Sunday, November 13, 2016

Peak Design Everyday Backpack 20L Adventure #1 - Mt. Rubidoux Hiking Trail

     In my last post about the Peak Design Everyday Backpack, I only gave it a quick overview.  I could only give my initial impressions about the aesthetics and manufacturing quality of the bag.  I'm not gonna lie to you.  I haven't hiked in a long time.  I won't say how long...but long. Let's just say I must've been prettttttyy darn excited to use this backpack to decide to go hiking with it.  

     So I packed it up with my 5d mark II (the III was in the shop for a repair), my 28mm, and my 135mm. I also packed my Instax SP-2 printer, extra batteries, my Canon G7x, a snack, and my coffee tumbler.  Basically, I packed like I was moving. ;) I think the hike I did was about 1 mile each way, but I just wanted to see how the backpack would hold up and feel with all the weight on me.  

     Mt. Rubidoux is an uphill hike.  I wasn't really expecting that despite the "Mt." part LOL.  I don't know what I was expecting, because, again...LONG TIME.  By the way, if you've never been, there is a park nearby the hiking trail that you can park at.  It's got a nice long name that starts with a T that I cannot recall.  I'm sure you'd be able to easily locate it on Google maps.  EDIT:  It's actually called Ryan Bonaminio Park, and it's on a street called Tequesquite.

     I loved that the side pockets stretched to accommodate my coffee tumbler.  My Instax SP-2 is stuffed into the other side.

     I decided to take a little break to enjoy the view catch my breath. 

     It was refreshing to not have to fumble through my bag looking for stuff.  Everything has its designated spot because of all the organization that is built into the everyday backpack.  

     We finally reached the spot that I had only seen in photos.  This is pretty iconic of Mt. Rubidoux, although there is a large white cross if you hike up the hill to the actual top (which I did not). 

     One of the things that I really enjoyed about the everyday backpack was  that it did not move around during the hike.  It stayed in place, and the straps were nice and comfortable.  Because the materials used to make the bag were of such great quality, I felt like my gear had enough protection from getting damaged or moving around. 

     For those of you looking for size comparison, I have the 20L backpack.  I am 5'1" (on a good day), and my body type is "a little more to love" LOL.  The 30L would be far too big for me.  I find that the 20L feels like a normal backpack size on my frame.  What would be amazing is if Peak Design came out with a backpack that is one size smaller.  It would solve the problem of people who love the feel of a backpack, but don't want to carry that much gear.  The 20L size is perfect for travel, hiking, and commuting.  If you're a taller/bigger person, the 30L is probably equally great for you.

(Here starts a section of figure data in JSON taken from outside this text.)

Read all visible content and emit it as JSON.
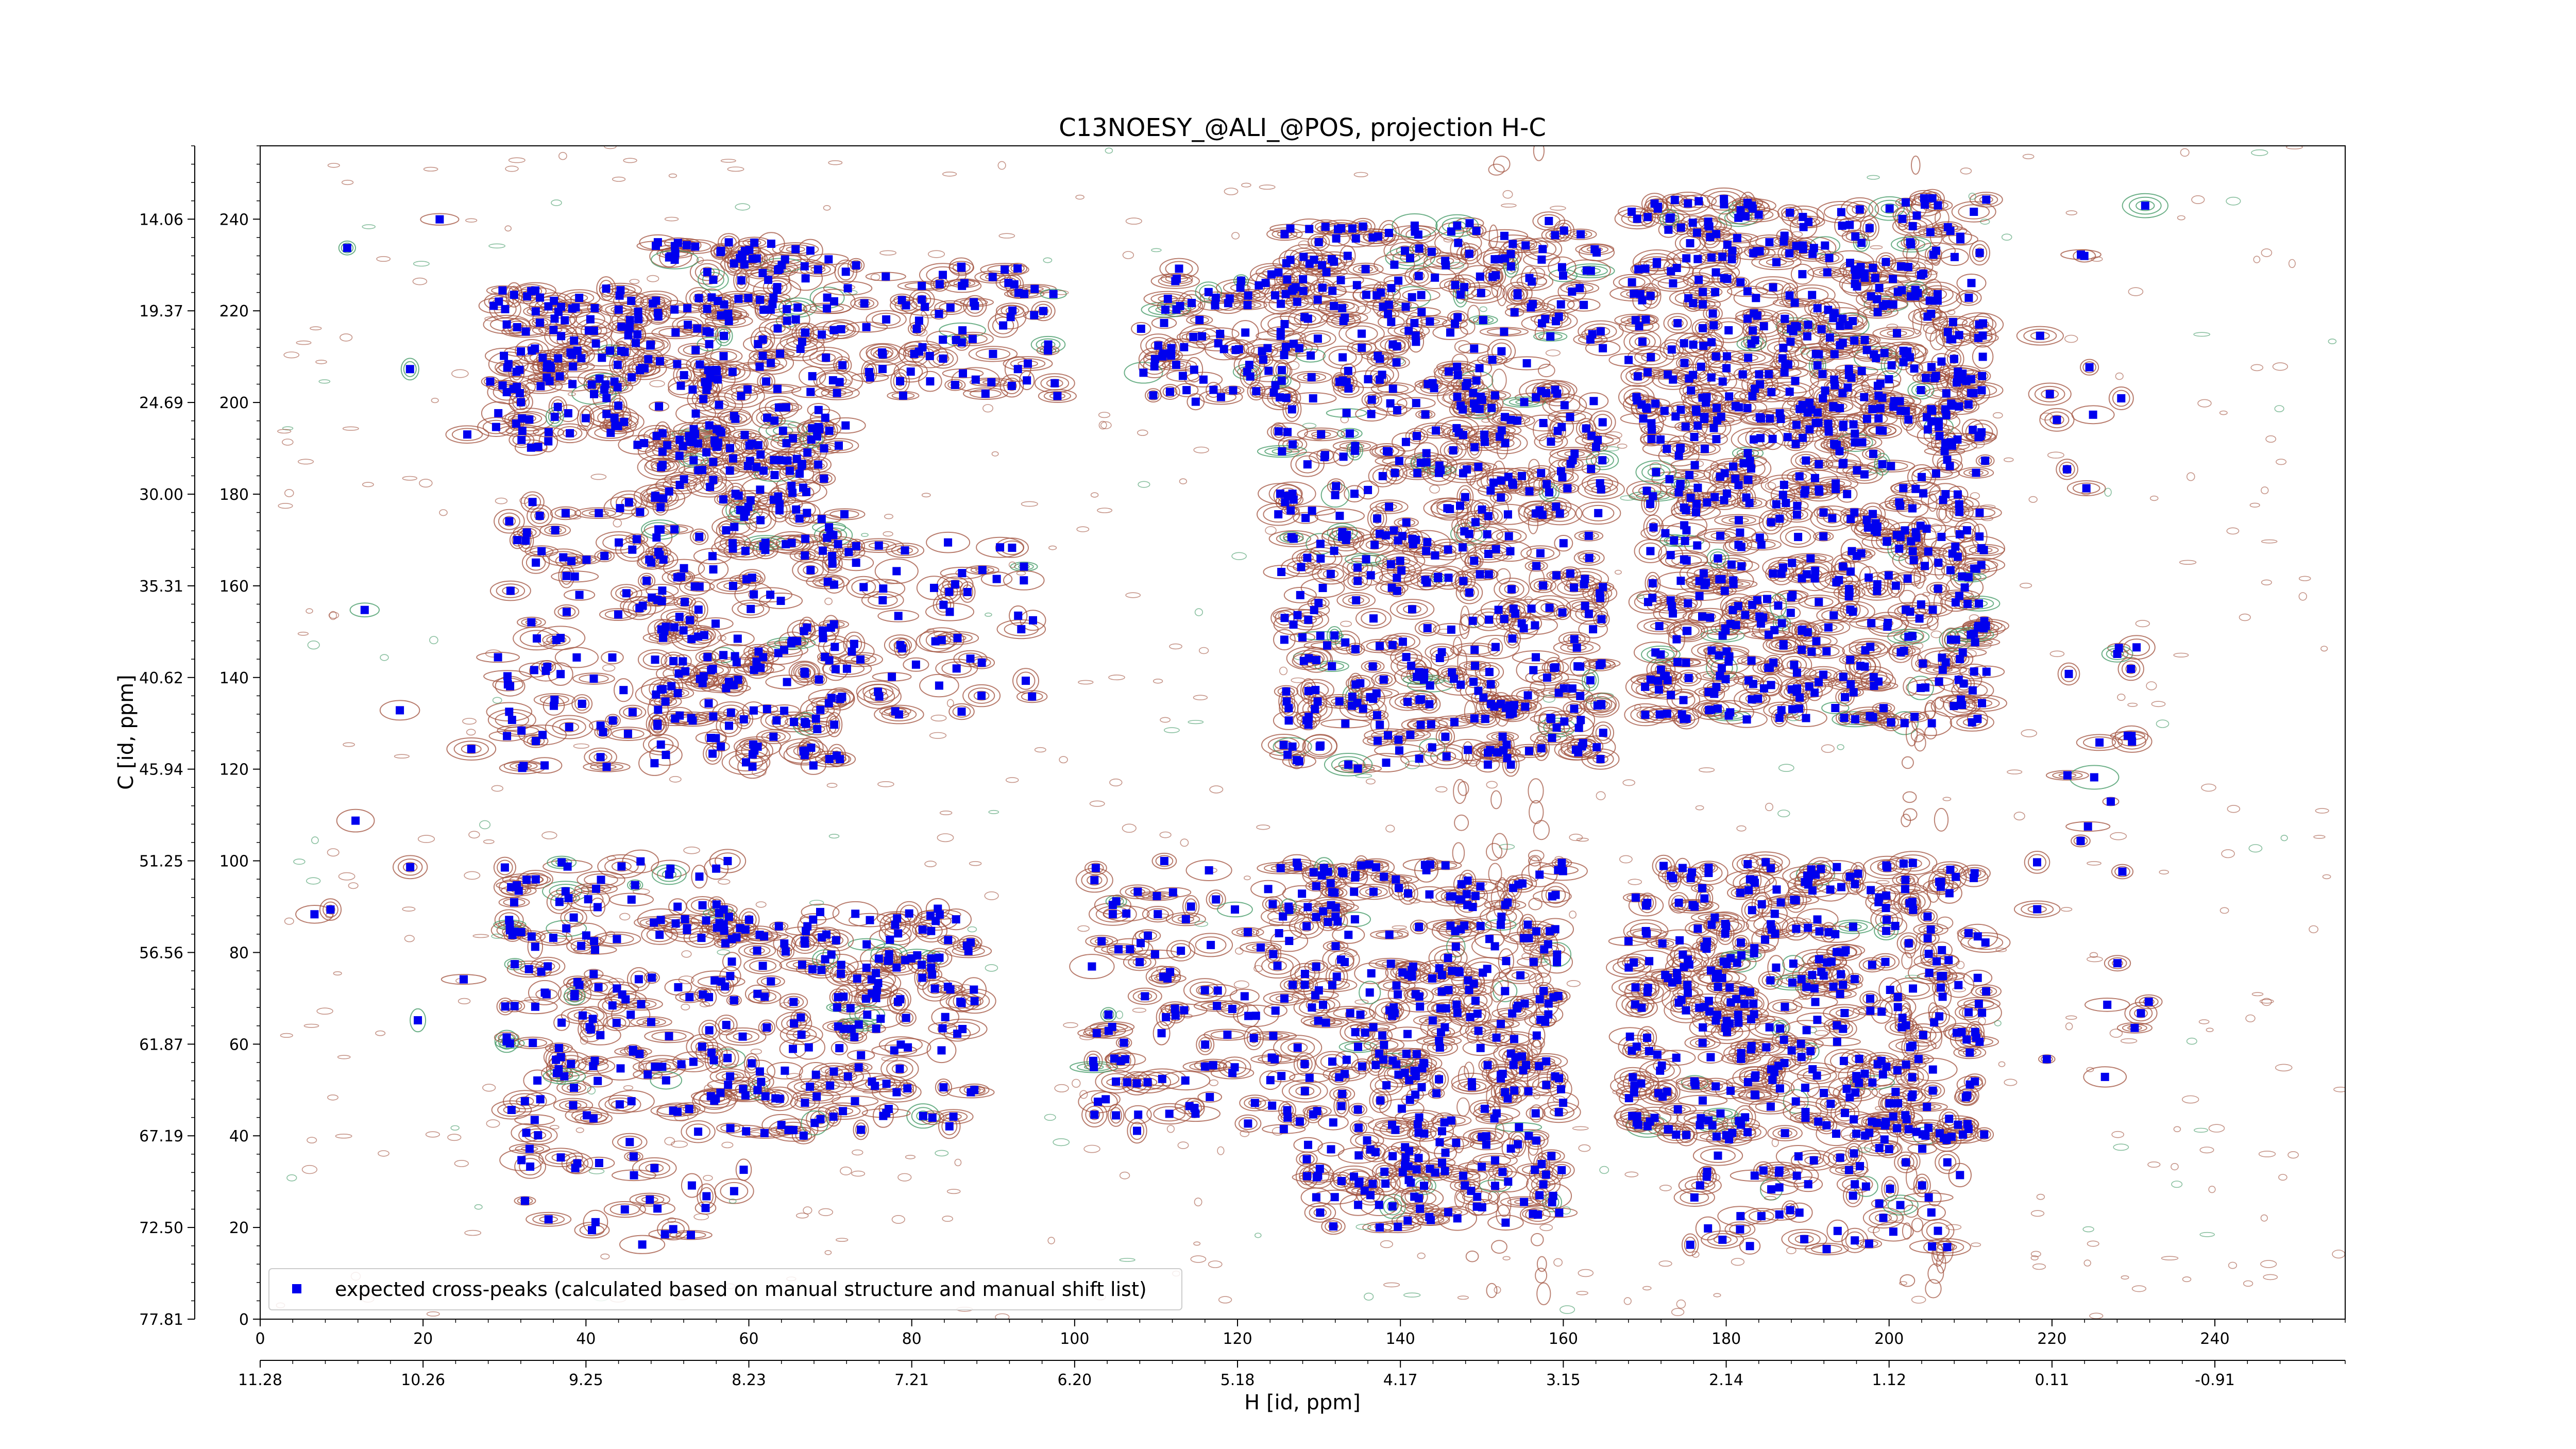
{
  "chart_data": {
    "type": "scatter",
    "title": "C13NOESY_@ALI_@POS, projection H-C",
    "xlabel": "H [id, ppm]",
    "ylabel": "C [id, ppm]",
    "x_index_range": [
      0,
      256
    ],
    "y_index_range": [
      0,
      256
    ],
    "x_index_ticks": [
      "0",
      "20",
      "40",
      "60",
      "80",
      "100",
      "120",
      "140",
      "160",
      "180",
      "200",
      "220",
      "240"
    ],
    "y_index_ticks": [
      "0",
      "20",
      "40",
      "60",
      "80",
      "100",
      "120",
      "140",
      "160",
      "180",
      "200",
      "220",
      "240"
    ],
    "x_ppm_ticks": [
      "11.28",
      "10.26",
      "9.25",
      "8.23",
      "7.21",
      "6.20",
      "5.18",
      "4.17",
      "3.15",
      "2.14",
      "1.12",
      "0.11",
      "-0.91"
    ],
    "y_ppm_ticks": [
      "77.81",
      "72.50",
      "67.19",
      "61.87",
      "56.56",
      "51.25",
      "45.94",
      "40.62",
      "35.31",
      "30.00",
      "24.69",
      "19.37",
      "14.06"
    ],
    "legend": {
      "label": "expected cross-peaks (calculated based on manual structure and manual shift list)",
      "placement": "bottom-left"
    },
    "marker_color": "#0000ee",
    "contour_colors": {
      "positive": "#a0503c",
      "negative": "#3c9660"
    },
    "peak_clusters": [
      {
        "x": [
          28,
          48
        ],
        "y": [
          190,
          225
        ],
        "n": 120
      },
      {
        "x": [
          48,
          72
        ],
        "y": [
          185,
          235
        ],
        "n": 170
      },
      {
        "x": [
          72,
          98
        ],
        "y": [
          200,
          230
        ],
        "n": 70
      },
      {
        "x": [
          30,
          50
        ],
        "y": [
          120,
          180
        ],
        "n": 80
      },
      {
        "x": [
          48,
          72
        ],
        "y": [
          120,
          195
        ],
        "n": 210
      },
      {
        "x": [
          72,
          95
        ],
        "y": [
          130,
          170
        ],
        "n": 50
      },
      {
        "x": [
          30,
          58
        ],
        "y": [
          45,
          100
        ],
        "n": 140
      },
      {
        "x": [
          55,
          88
        ],
        "y": [
          40,
          90
        ],
        "n": 170
      },
      {
        "x": [
          32,
          60
        ],
        "y": [
          15,
          45
        ],
        "n": 35
      },
      {
        "x": [
          108,
          128
        ],
        "y": [
          200,
          230
        ],
        "n": 70
      },
      {
        "x": [
          125,
          165
        ],
        "y": [
          190,
          240
        ],
        "n": 230
      },
      {
        "x": [
          125,
          165
        ],
        "y": [
          120,
          190
        ],
        "n": 320
      },
      {
        "x": [
          102,
          130
        ],
        "y": [
          40,
          100
        ],
        "n": 110
      },
      {
        "x": [
          128,
          160
        ],
        "y": [
          20,
          100
        ],
        "n": 330
      },
      {
        "x": [
          168,
          212
        ],
        "y": [
          195,
          245
        ],
        "n": 330
      },
      {
        "x": [
          170,
          212
        ],
        "y": [
          130,
          200
        ],
        "n": 430
      },
      {
        "x": [
          168,
          212
        ],
        "y": [
          40,
          100
        ],
        "n": 360
      },
      {
        "x": [
          175,
          210
        ],
        "y": [
          15,
          45
        ],
        "n": 70
      },
      {
        "x": [
          218,
          232
        ],
        "y": [
          50,
          245
        ],
        "n": 35
      },
      {
        "x": [
          5,
          30
        ],
        "y": [
          60,
          240
        ],
        "n": 14
      }
    ]
  }
}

     So this picture below is the only picture I took with my 5d mark II.  Everything else was taken with the G7x.  If this hike taught me anything, it's taught me I need to get out and hike more. :)  #outofshape

     I love the mag latch on the backpack.  It is a genius invention, and not once did I feel it would come loose, or that my things would fall out.

     Another feature that I really love is the key attachment.  It uses the Peak Design anchor link system.  I've since bought the Peak Design Slide camera strap, and I'm totally sold on the anchor link system.  If you're tired of your current camera strap (and I've owned a LOT of them!), then check out the Slide.  So far I'm loving it! :)

     After the hike, I met up with some friends who wanted to see my new backpack for lunch at Mendocino Farms.  I had the "Thanksgiving" sandwich, and it was delicious!